M: You’re friends with Stanley Fischer, governor of the Bank of Israel. How important is the relationship with Israel for the success of Palestine’s economy?
JW: We already have a strong working relationship with the Central Bank of Israel because we are independent – outside of the political goings-on between the two sides. Already almost $5bn [€3.8bn] is transferred each year between ourselves and Israel. But any eventual peace treaty and establishment of two independent states must be based on transforming an inequality-based relationship into a true partnership of equals.

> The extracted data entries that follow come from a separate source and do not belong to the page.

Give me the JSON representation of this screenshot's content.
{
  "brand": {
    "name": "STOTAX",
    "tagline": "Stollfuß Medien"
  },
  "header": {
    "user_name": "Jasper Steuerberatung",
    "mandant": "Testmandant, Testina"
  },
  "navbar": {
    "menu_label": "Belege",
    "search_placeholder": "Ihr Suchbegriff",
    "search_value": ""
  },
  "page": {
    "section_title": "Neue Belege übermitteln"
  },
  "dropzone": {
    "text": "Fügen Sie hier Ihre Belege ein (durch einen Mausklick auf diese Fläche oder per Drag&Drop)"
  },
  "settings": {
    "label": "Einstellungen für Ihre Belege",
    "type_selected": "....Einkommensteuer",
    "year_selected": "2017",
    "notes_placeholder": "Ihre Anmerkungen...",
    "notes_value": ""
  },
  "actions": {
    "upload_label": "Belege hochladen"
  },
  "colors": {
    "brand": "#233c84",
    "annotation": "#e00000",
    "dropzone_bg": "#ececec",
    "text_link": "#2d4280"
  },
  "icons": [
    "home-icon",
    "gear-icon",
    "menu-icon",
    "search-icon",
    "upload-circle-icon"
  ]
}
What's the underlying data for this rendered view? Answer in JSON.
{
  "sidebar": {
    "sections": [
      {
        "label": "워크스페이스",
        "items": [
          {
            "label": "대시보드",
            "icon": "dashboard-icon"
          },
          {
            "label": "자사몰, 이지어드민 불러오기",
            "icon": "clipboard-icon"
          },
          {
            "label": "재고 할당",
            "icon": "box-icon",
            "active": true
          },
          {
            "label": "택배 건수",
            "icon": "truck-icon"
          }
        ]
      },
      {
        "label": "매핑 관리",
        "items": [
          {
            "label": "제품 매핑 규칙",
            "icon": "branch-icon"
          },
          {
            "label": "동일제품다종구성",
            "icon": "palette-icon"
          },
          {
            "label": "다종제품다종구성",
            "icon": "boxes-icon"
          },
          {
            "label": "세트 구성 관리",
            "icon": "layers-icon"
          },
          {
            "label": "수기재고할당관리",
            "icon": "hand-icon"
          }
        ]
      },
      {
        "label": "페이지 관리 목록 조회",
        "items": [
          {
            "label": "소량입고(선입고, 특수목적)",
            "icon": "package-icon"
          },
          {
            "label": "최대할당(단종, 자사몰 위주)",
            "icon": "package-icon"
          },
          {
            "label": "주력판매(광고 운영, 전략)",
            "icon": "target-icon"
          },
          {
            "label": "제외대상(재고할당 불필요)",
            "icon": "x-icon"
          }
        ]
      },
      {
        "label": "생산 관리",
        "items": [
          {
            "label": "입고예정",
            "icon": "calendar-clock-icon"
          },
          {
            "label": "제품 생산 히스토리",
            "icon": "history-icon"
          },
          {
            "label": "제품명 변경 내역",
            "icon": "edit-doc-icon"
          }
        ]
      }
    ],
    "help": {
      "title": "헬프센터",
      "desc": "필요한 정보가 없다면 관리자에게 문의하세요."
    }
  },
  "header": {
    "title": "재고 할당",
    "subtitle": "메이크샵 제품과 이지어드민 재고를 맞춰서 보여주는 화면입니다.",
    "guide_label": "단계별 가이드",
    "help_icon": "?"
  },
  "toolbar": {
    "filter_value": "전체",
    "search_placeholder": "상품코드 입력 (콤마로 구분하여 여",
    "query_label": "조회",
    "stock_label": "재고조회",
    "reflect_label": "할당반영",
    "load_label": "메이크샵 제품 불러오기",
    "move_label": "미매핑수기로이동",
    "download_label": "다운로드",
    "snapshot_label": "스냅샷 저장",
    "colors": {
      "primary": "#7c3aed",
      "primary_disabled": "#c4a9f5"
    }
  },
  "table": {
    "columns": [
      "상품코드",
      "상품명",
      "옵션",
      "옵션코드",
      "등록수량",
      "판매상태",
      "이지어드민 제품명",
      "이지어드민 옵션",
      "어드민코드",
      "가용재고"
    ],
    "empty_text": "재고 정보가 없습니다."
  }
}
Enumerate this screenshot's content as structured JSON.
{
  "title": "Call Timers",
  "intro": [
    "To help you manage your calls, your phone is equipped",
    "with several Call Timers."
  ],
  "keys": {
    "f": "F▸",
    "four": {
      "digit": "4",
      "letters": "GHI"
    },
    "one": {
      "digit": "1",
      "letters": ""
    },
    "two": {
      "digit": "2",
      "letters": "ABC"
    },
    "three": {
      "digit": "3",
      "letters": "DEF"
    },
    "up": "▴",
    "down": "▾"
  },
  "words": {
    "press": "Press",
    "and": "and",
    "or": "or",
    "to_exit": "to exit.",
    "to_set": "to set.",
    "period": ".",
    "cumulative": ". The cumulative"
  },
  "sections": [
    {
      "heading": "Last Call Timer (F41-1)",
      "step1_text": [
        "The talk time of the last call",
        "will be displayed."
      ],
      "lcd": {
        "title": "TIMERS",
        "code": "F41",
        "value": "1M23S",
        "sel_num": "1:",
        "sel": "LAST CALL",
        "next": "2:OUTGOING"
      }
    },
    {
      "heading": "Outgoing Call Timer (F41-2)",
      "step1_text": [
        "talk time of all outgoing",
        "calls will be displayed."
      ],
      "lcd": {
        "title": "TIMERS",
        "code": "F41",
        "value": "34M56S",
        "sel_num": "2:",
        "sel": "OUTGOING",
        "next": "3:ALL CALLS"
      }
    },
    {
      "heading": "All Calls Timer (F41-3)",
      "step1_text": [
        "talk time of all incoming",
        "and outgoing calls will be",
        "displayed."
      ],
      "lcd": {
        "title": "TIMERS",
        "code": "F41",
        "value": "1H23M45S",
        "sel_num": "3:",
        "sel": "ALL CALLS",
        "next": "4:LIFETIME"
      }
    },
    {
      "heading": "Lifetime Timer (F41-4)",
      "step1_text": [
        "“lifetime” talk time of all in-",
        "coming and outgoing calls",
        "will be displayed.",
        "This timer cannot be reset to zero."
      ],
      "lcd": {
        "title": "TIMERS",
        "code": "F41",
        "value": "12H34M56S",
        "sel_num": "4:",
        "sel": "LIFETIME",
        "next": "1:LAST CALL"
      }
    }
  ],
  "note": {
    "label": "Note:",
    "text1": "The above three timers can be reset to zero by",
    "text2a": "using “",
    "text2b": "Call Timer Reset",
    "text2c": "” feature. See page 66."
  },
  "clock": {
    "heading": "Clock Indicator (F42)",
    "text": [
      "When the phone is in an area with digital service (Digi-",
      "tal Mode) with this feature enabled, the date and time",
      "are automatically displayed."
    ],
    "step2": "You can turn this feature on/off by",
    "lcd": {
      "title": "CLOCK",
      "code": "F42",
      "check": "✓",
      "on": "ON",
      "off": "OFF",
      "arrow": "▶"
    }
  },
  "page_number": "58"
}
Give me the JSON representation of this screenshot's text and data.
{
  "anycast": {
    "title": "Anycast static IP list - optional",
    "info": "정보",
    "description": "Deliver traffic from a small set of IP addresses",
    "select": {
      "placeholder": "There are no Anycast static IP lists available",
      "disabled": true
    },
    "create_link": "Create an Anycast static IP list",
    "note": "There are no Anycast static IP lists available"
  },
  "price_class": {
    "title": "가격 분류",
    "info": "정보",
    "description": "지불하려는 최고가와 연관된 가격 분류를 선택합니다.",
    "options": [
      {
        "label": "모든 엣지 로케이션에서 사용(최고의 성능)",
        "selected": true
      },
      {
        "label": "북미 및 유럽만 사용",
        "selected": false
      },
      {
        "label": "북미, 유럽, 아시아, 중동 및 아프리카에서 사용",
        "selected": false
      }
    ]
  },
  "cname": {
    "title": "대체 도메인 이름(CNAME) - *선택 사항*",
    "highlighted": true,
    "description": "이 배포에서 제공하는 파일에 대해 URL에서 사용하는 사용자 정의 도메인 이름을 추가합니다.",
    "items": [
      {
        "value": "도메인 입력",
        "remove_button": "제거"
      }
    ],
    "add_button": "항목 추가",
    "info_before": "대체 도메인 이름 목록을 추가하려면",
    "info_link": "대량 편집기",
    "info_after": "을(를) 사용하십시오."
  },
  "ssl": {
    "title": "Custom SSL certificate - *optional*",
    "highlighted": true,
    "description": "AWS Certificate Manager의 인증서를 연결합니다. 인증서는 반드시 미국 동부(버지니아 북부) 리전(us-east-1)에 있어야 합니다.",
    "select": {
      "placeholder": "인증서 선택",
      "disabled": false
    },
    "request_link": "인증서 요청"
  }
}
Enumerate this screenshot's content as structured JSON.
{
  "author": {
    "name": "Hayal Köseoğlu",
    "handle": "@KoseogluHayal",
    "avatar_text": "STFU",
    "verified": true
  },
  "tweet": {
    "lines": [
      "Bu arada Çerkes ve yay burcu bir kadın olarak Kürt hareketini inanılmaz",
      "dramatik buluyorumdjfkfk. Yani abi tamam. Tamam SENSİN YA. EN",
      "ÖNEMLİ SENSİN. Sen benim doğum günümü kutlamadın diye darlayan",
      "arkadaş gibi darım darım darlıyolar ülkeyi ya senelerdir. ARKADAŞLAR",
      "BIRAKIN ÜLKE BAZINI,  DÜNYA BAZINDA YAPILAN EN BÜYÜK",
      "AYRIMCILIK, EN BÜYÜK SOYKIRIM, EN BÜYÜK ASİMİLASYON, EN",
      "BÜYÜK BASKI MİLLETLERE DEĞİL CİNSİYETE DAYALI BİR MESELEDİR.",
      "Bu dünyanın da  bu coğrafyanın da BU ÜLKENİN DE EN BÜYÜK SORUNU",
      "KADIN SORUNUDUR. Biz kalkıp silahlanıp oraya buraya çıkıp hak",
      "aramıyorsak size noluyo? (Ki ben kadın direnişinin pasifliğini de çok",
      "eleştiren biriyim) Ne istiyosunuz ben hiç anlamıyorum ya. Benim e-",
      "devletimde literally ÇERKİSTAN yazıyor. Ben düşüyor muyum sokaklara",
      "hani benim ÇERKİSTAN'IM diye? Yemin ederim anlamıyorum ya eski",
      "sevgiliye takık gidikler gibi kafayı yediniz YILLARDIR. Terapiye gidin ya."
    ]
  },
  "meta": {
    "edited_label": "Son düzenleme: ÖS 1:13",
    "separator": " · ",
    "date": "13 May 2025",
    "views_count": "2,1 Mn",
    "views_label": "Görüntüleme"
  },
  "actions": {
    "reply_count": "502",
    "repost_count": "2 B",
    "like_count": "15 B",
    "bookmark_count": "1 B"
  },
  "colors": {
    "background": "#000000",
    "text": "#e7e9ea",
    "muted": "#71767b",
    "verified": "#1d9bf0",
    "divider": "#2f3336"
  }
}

M: Can economic reforms be implemented in Gaza, which is controlled by Hamas?
JW: We’re charged with regulating banking in the West Bank and Gaza, where we’ve overseen the transfer of over $5bn [€3.8bn] since the split [in 2007]. But the biggest issue with Gaza and Hamas is money laundering and the transfer of funds to entities on [international terror] lists. We’ve established strong controls to build a firewall between the banking system and Hamas. Hamas is a cash-based culture; they’re not used to operating within conventional banking sectors.
M: Is there a strong role for the Palestinian diaspora in reviving the economy?
JW: Palestinians are certainly returning to Palestine, particularly from the Persian Gulf. But we’re also discovering thriving Palestinian communities in unlikely places such as Chile. So we must build stronger connections with these groups. It’s happening – such as with new luxury villa projects aimed at diaspora residents who want to retire in Palestine.
M: Do you think that the US and other western nations have a responsibility to ensure the success of a Palestinian economy?
JW: I do. And they are. But for the moment the global donor community is really just compensating for the damage Israel is doing to our economy. If you look at our economy prior to 2000 [the beginning of the second Intifada], we had a balanced budget and annual growth of 9 per cent. But a decade of Intifada – movement restrictions and [security] walls – has made it impossible for our economy to fulfil its potential. Palestine is an important emerging market. We’ve been held back – foreign investors have often stayed away because of the risk premium associated with the country. But the fears are overstated because peace process or no peace process the Palestinian Stock Exchange is always open for business.
1963 Born in Gaza, son of Khalil al-Wazir, founder of Fatah Party
1986 BSc in electrical engineering from Marquette University, Wisconsin
1990 Communications engineer and consultant; Rochester, New York and Milwaukee, Wisconsin
2001 PhD in business administration from Loughborough University, UK
2004 Deputy minister of finance
2005 Becomes member of the board and then acting minister of finance, Palestine Monetary Authority
2006 Deputy governor, Palestine Monetary Authority
2008 Appointed governor and chairman of the board of the Palestine Monetary Authority
1 Big items (cars, homes, etc) are bought with euros, dollars and Jordanian dinar in Palestine, daily things with Israeli shekels.
2 One Palestinian pound was equal in value to £1 in the Mandate era.
3 One Mandate-era Palestinian pound would now be worth roughly $145.
4 The last time the Palestinian pound was close to reappearing was in 2000 between the first and second Intifadas.
5 Yasser Arafat is almost certain to appear on a revived Palestinian pound.
6 The design is likely to be decided via a competition.
7 Foreign national banks or firms would probably mint the Palestinian pound.
8 It would be held in the Palestinian Central Bank being built in Ramallah.
9 A mass public-education campaign would guard against price gouging and artificial inflation.
10 The Palestinian pound could become part of a larger, Levantine-based common currency.